The cast is as tele-tepid as the the story. Dean "Ripley's Believe it or Not" Cain is the father suffering in the wake of his wife & daughter's death in a horrific car crash. Peri "Frazier's board operator Roz" Gilpan, who just couldn't be any more boring, is the attorney who acts like an amateur detective helping him solve what is just so not a mystery.
It does get a bit twisted when the grieving dad begins to neglect his remaining family, resulting in a justifiably angry teenage son (Landon Liboiron), in order to bond with the street racer (Shiloh Fernandez) who the grieving dad seems to like better than his own sons.
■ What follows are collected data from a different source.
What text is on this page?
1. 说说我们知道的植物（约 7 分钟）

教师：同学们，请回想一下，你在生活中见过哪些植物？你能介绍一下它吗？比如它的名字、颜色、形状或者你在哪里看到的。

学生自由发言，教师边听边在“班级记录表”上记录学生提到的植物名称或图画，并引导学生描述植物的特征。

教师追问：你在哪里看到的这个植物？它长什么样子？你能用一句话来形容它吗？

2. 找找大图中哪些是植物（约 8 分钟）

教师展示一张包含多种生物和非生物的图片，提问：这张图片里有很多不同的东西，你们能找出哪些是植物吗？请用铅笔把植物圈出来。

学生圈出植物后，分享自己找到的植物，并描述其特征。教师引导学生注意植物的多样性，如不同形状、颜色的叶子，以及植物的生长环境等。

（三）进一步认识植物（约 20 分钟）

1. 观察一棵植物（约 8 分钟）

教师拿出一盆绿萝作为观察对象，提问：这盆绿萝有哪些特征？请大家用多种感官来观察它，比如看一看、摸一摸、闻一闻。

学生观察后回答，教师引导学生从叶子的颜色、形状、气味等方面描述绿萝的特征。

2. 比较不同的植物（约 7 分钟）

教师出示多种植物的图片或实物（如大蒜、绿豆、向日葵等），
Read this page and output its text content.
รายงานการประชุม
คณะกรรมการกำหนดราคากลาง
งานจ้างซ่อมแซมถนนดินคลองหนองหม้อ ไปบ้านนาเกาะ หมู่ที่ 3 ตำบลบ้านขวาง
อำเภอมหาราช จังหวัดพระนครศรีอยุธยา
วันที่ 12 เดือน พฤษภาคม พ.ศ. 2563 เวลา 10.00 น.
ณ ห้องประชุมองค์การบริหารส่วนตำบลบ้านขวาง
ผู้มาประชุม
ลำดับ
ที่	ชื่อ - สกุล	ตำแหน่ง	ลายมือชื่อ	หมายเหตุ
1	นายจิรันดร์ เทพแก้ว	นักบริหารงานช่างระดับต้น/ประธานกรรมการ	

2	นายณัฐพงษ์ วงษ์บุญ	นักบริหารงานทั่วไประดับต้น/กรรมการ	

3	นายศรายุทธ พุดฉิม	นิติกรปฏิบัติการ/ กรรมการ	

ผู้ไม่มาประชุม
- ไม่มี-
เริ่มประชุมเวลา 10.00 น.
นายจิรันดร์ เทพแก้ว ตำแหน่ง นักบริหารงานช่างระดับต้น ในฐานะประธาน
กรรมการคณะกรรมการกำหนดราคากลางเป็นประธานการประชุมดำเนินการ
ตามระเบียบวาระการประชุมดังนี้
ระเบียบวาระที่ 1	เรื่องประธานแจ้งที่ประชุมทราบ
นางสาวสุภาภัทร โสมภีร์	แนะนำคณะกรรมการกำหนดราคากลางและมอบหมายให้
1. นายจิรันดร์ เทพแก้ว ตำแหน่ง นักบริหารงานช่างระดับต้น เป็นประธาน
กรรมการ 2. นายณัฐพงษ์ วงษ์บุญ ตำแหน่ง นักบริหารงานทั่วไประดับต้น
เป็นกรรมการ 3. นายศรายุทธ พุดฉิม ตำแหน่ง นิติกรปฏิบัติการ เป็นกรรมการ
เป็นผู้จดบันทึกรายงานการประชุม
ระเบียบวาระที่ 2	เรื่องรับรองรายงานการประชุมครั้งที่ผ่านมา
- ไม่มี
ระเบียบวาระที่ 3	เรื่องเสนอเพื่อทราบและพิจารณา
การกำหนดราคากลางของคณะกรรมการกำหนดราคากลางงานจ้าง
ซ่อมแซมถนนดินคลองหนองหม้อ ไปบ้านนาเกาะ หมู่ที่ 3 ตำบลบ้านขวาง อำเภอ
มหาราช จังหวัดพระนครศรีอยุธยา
As it devolves into an increasingly churchy tale of family & healing, it just gets crappier & crappier, & ends with everyone transformed into the sorts of plastic saints who pretend to exist only among the self-aggrandizers on the christian lecture circuit.
This is lowly stuff even by Hallmark Hall of Fame's current standards. But then I'm of an age to remember when Hallmark movies included such fare as the Emmy Award winning Teacher, Teacher (1969).
It starred David McCallum as a school teacher whose ruined life as an alocholic finds redemption not in self-agrandizing grief, but in tutoring a retarded teenager. The kid was played by Billy Schulman who really was retarded.
Such pioneer casting (long before Chris Barker played Corky in the series Life Goes On caused criticism at the time, many believing NBC was exploiting a retarded boy. Ironically, the mentality of people who couldn't imagine Schulman capable of making a decision in his life was exactly the mentality the story strove to correct.
McCallum turned in a performance reminiscent of but predating Francois Truffaut's Dr. Itard, the tutor of The Wild Child (L'enfant sauvage, 1970), or even Anthony Hopkin's Dr. Treves in Elephant Man (1980), these embodying angst-ridden "am I a good man or a bad man?" queries.
Co-starring was the fantastic Ozzie Davis as a janitor deeply angered by racial injustices, but even more deeply concerned for the well-being of a struggling child, & unsure of the tutor's motivations.
This was the sort of teleplay that was a tearjerker, sure, & not devoid of contrivance. But it was a presentation that nevertheless demanded careful writing, fine acting, & unflinching honesty, to find its way to a place of human dignity & quiet heroism, in no way ruined by its message about the rights & capacity of the mentally retarded for fullfilling lives.
It's too bad today's Hallmark Hall of Fame so little values its own heritage, as such great things of their past appear to be lost. By losing touch with how it could be done, & has been done, they just no longer do it well. And there really is a powerful difference between moral family entertainment & churchy smarm.